Film4 Frightfest the 13th - Day 2
Our rundown of Day 2 of Frightfest the 13th!
After the minimalism of last night's opening to Frightfest - offering merely three films, as is the usual course for the fest - things kicked into full swing today, as the Main screen began showing films from a sunny 10am, while the secondary screens, Discovery - generally reserved for low-budget horror gems - and the new Re-Discovery screen - featuring classic Frightfest favourites - opened up.
#3 - The Victim
rating: 2
After serving as an intermittent character actor throughout the decades in the likes of The Terminator, Aliens, The Abyss and Planet Terror, Michael Biehn makes his directorial debut with the grimy homage to 70s exploitation The Victim. Biehn stars as Kyle, a man living out in a remote cabin whose sanctity is disturbed once a woman, Annie (played by Biehn's wife, Jennifer Blanc), comes a-knocking having just witnessed the rape and murder of her friend Mary (Danielle Harris), bringing with her the perpetrators - two corrupt cops - hot on her tail. Though Biehn's film is surprisingly striking from a visual perspective, it also unfolds at an unfortunately painstaking pace for a pic running in at a bare 83 minutes. What's worse is the flat atmosphere, which can't render any terror or much intrigue out of the scenario, entirely unaided by a collection of indifferent performances, most disappointingly of all from Biehn himself, perhaps spread thin as writer-director-star.
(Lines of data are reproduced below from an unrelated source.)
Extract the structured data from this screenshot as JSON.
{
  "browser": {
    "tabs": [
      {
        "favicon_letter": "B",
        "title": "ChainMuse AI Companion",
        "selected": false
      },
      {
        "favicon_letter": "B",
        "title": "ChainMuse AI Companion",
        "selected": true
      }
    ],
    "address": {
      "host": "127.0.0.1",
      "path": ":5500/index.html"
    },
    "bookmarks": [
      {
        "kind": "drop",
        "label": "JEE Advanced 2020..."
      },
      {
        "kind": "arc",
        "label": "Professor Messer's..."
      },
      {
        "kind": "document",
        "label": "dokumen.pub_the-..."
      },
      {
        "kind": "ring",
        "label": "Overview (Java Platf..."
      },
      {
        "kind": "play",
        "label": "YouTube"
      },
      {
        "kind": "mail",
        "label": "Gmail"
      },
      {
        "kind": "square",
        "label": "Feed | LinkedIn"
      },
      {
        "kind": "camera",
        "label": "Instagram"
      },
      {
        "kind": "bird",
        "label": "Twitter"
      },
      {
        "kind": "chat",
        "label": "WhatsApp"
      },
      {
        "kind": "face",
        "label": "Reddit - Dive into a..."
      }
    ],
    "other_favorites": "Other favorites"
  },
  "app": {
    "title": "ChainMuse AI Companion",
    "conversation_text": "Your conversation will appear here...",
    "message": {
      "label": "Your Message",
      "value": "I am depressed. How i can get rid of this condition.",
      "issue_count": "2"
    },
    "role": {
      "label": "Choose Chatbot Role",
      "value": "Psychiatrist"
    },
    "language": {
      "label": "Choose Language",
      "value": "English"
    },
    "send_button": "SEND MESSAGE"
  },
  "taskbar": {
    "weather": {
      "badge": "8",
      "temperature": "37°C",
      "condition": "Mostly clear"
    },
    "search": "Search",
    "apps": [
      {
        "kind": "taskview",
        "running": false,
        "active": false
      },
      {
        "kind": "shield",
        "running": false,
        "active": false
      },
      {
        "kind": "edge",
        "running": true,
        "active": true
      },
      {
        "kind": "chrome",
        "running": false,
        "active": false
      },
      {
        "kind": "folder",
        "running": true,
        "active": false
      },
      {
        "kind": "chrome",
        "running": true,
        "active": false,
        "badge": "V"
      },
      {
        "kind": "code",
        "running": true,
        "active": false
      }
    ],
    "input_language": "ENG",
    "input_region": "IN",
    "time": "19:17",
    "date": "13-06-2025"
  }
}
It's always nice to see scream queen Danielle Harris, meanwhile, though being offed early on, she doesn't get a whole lot of screen time throughout. Perhaps most dispiriting is the oddly self-serving nature of the narrative; Biehn's Kyle embarks on a romantic tryst with Annie, with her declaring how well he appears to have aged, before the two engage in a hilariously superfluous sex scene. Moments like these give the film the feel of a vanity project on the part of Biehn, who simply wants to show off his admittedly good physique for a man his age, and of course, how attractive his much younger wife is. Even a good twist can't fix problems like that. A disappointingly self-indulgent offering from veteran character actor-turned-writer-director Michael Biehn.